Secteur Revue Relations

DOSSIER : Les rites au cœur du lien social

Sexe et Formule 1

Par : Céline Dubé

L’auteure est membre du Comité d’action contre la traite des humains à l’interne et à l’international (CATHII)

Le Grand Prix du Canada de Formule 1 se tiendra à Montréal du 6 au 8 juin. Cet événement sportif, médiatique et commercial conduira encore une fois à Montréal des foules d’amateurs d’ici et d’ailleurs. Comme chacun sait, à l’occasion de ce fameux week-end annuel de la F1, toute une industrie du sexe prolifère. Les réseaux de prostitution, les agences d’escortes et les bars de danseuses font des affaires d’or, générant des retombées économiques au détriment des droits fondamentaux des femmes, dont celui de ne pas être considérées comme des marchandises et des prostituées. 

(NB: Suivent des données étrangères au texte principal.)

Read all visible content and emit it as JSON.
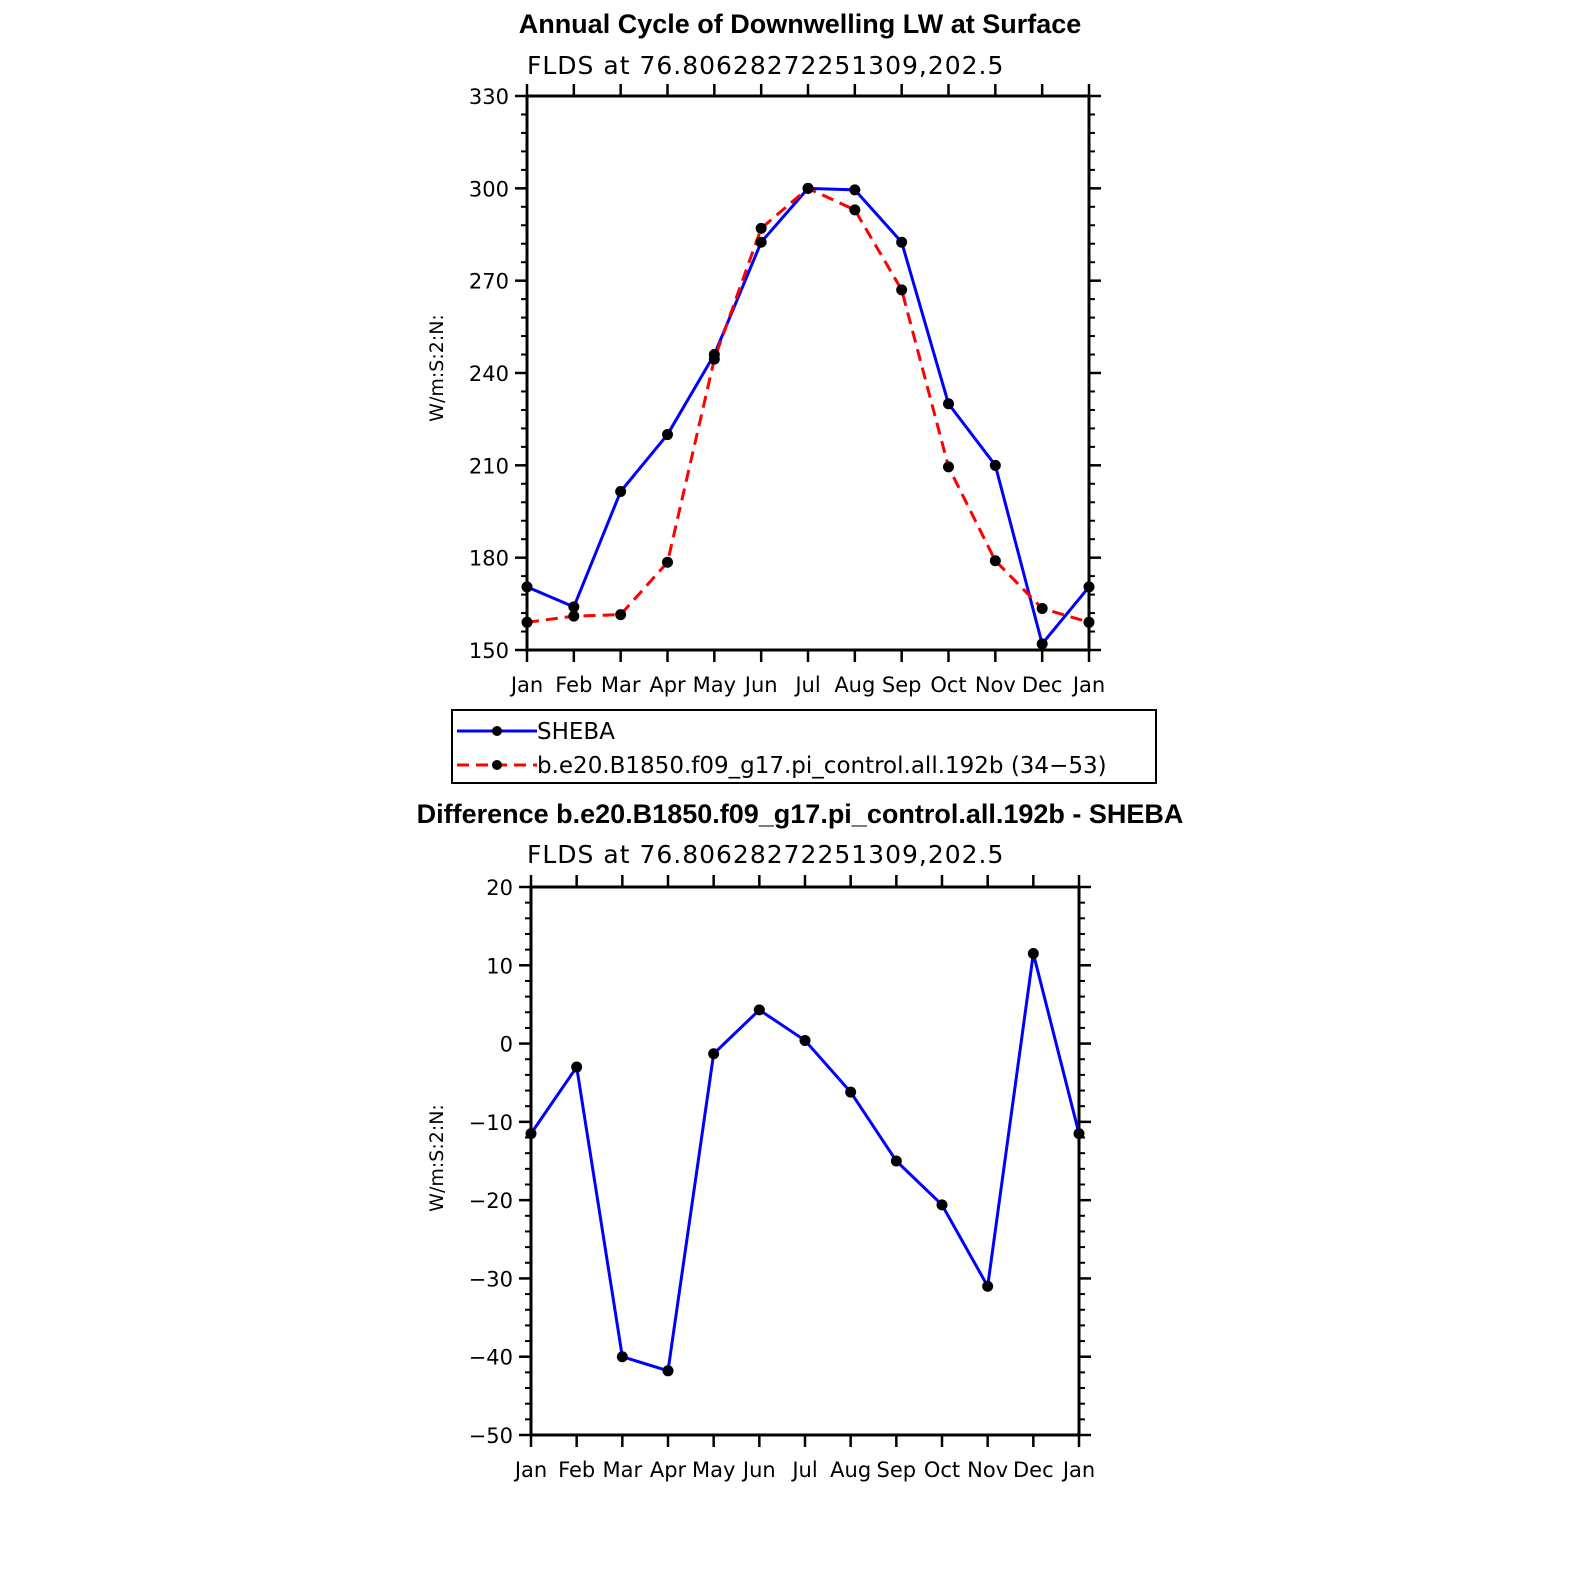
{
  "chart_data": [
    {
      "type": "line",
      "title": "Annual Cycle of Downwelling LW at Surface",
      "subtitle": "FLDS at 76.80628272251309,202.5",
      "ylabel": "W/m:S:2:N:",
      "xlabel": "",
      "categories": [
        "Jan",
        "Feb",
        "Mar",
        "Apr",
        "May",
        "Jun",
        "Jul",
        "Aug",
        "Sep",
        "Oct",
        "Nov",
        "Dec",
        "Jan"
      ],
      "ylim": [
        150,
        330
      ],
      "yticks": [
        "150",
        "180",
        "210",
        "240",
        "270",
        "300",
        "330"
      ],
      "grid": false,
      "legend_position": "bottom",
      "series": [
        {
          "name": "SHEBA",
          "color": "#0000ff",
          "dash": "solid",
          "values": [
            170.5,
            164,
            201.5,
            220,
            246,
            282.5,
            300,
            299.5,
            282.5,
            230,
            210,
            152,
            170.5
          ]
        },
        {
          "name": "b.e20.B1850.f09_g17.pi_control.all.192b (34−53)",
          "color": "#ff0000",
          "dash": "dashed",
          "values": [
            159,
            161,
            161.5,
            178.5,
            244.5,
            287,
            300,
            293,
            267,
            209.5,
            179,
            163.5,
            159
          ]
        }
      ]
    },
    {
      "type": "line",
      "title": "Difference b.e20.B1850.f09_g17.pi_control.all.192b - SHEBA",
      "subtitle": "FLDS at 76.80628272251309,202.5",
      "ylabel": "W/m:S:2:N:",
      "xlabel": "",
      "categories": [
        "Jan",
        "Feb",
        "Mar",
        "Apr",
        "May",
        "Jun",
        "Jul",
        "Aug",
        "Sep",
        "Oct",
        "Nov",
        "Dec",
        "Jan"
      ],
      "ylim": [
        -50,
        20
      ],
      "yticks": [
        "−50",
        "−40",
        "−30",
        "−20",
        "−10",
        "0",
        "10",
        "20"
      ],
      "grid": false,
      "series": [
        {
          "name": "",
          "color": "#0000ff",
          "dash": "solid",
          "values": [
            -11.5,
            -3,
            -40,
            -41.8,
            -1.3,
            4.3,
            0.4,
            -6.2,
            -15,
            -20.6,
            -31,
            11.5,
            -11.5
          ]
        }
      ]
    }
  ]
}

Rappelons que la tendance mondiale s’accélère vers la décriminalisation totale de la prostitution, y compris au Canada. Jour après jour, nous sommes exposés à des images publicitaires, à des revues pornographiques, à des sites Web ou à des films XXX qui laissent croire que les jeunes filles ne valent que pour leurs atouts sexuels au service des hommes[1]. Lors d’une récente émission diffusée sur les ondes de Radio-Canada, un critique de cinéma présent au Festival international du film de Toronto racontait qu’il avait été invité à une activité de promotion dans un club échangiste où les invités pouvaient manger des sushis sur le dos de filles à quatre pattes vêtues d’un simple string! L’été dernier, la revue de l’emploi Jobboom affichait une photo de revue pornographique et titrait : « Après l’eau et la forêt, les charmes féminins seraient-ils la plus importante ressource naturelle du Québec? » Suivait un dossier sur le « travail du sexe » au Québec (escortes, masseuses érotiques, danseuses nues ou distributrices de produits érotiques) : une façon facile et glamour de gagner sa vie, disait-on! Ces faits s’ajoutent à une série d’autres qui, depuis une dizaine d’années, banalisent la prostitution.

Or, celle-ci n’est pas un travail comme un autre. Le discours construit une réalité et il est un facteur-clé d’introduction de valeurs dans la conscience des gens. Si le concept de « travail du sexe » se normalise, il deviendra de plus en plus accepté socialement. Le fait qu’on utilise cette expression pour parler de la prostitution semble rendre la violence de genre plus acceptable. Parce que la majorité des femmes en situation de prostitution sont ou ont été contrôlées par des hommes, il ne faut pas parler de travailleuses du sexe, mais bien d’esclaves du sexe. 

Le lobby puissant de l’industrie du sexe fait actuellement pression sur le gouvernement canadien pour changer les lois sur le racolage (c’est l’expression employée dans le Code criminel), alléguant que les travailleuses ont le droit de travailler de façon plus sécuritaire, dans des bordels reconnus par l’État. C’est d’ailleurs là une revendication d’une association de Vancouver qui veut ouvrir des bordels coopératifs à l’occasion des Jeux olympiques de 2010. Pourtant, que ce soit sur la rue ou dans les maisons closes, il est reconnu que les femmes subissent la même violence. Si la prostitution est décriminalisée, celle-ci se transformera en une simple relation professionnelle, un service, un travail ou un échange économique – et les « clients » et les proxénètes agiront en toute impunité. Les Pays-Bas, l’Australie et la Nouvelle-Zélande ont décriminalisé la prostitution depuis quelques années. Résultat : le fléau de la traite y a augmenté de façon exponentielle. Le Canada va-t-il prendre la même direction?

Dans ce débat, la population doit être informée des enjeux liés au système prostitutionnel géré par le crime organisé avec la complicité des pouvoirs publics qui laissent aller… La Concertation des luttes contre l’exploitation sexuelle (CLES) propose une voie de solution : abolir les pénalités envers les femmes prostituées et criminaliser plutôt les hommes qui vendent (les proxénètes) mais aussi achètent les services sexuels d’autrui – comme cela se fait en Suède. Au lieu de profiter de la manne des taxes provenant de l’industrie du sexe et de la prostitution, l’État devrait plutôt mettre en place des services et des institutions répondant aux besoins des femmes qui veulent sortir de la prostitution (c’est le cas de 80 % d’entre elles). Et les promoteurs et organisateurs du Grand Prix du Canada devraient cesser de considérer la prostitution et l’exploitation du corps des femmes comme un « attrait touristique » supplémentaire allant de soi, en marge du week-end de la F1.


[1] Sur cette culture pornographique, lire : «  L’érotisation précoce » de Richard Poulin, Relations no 719, septembre 2007.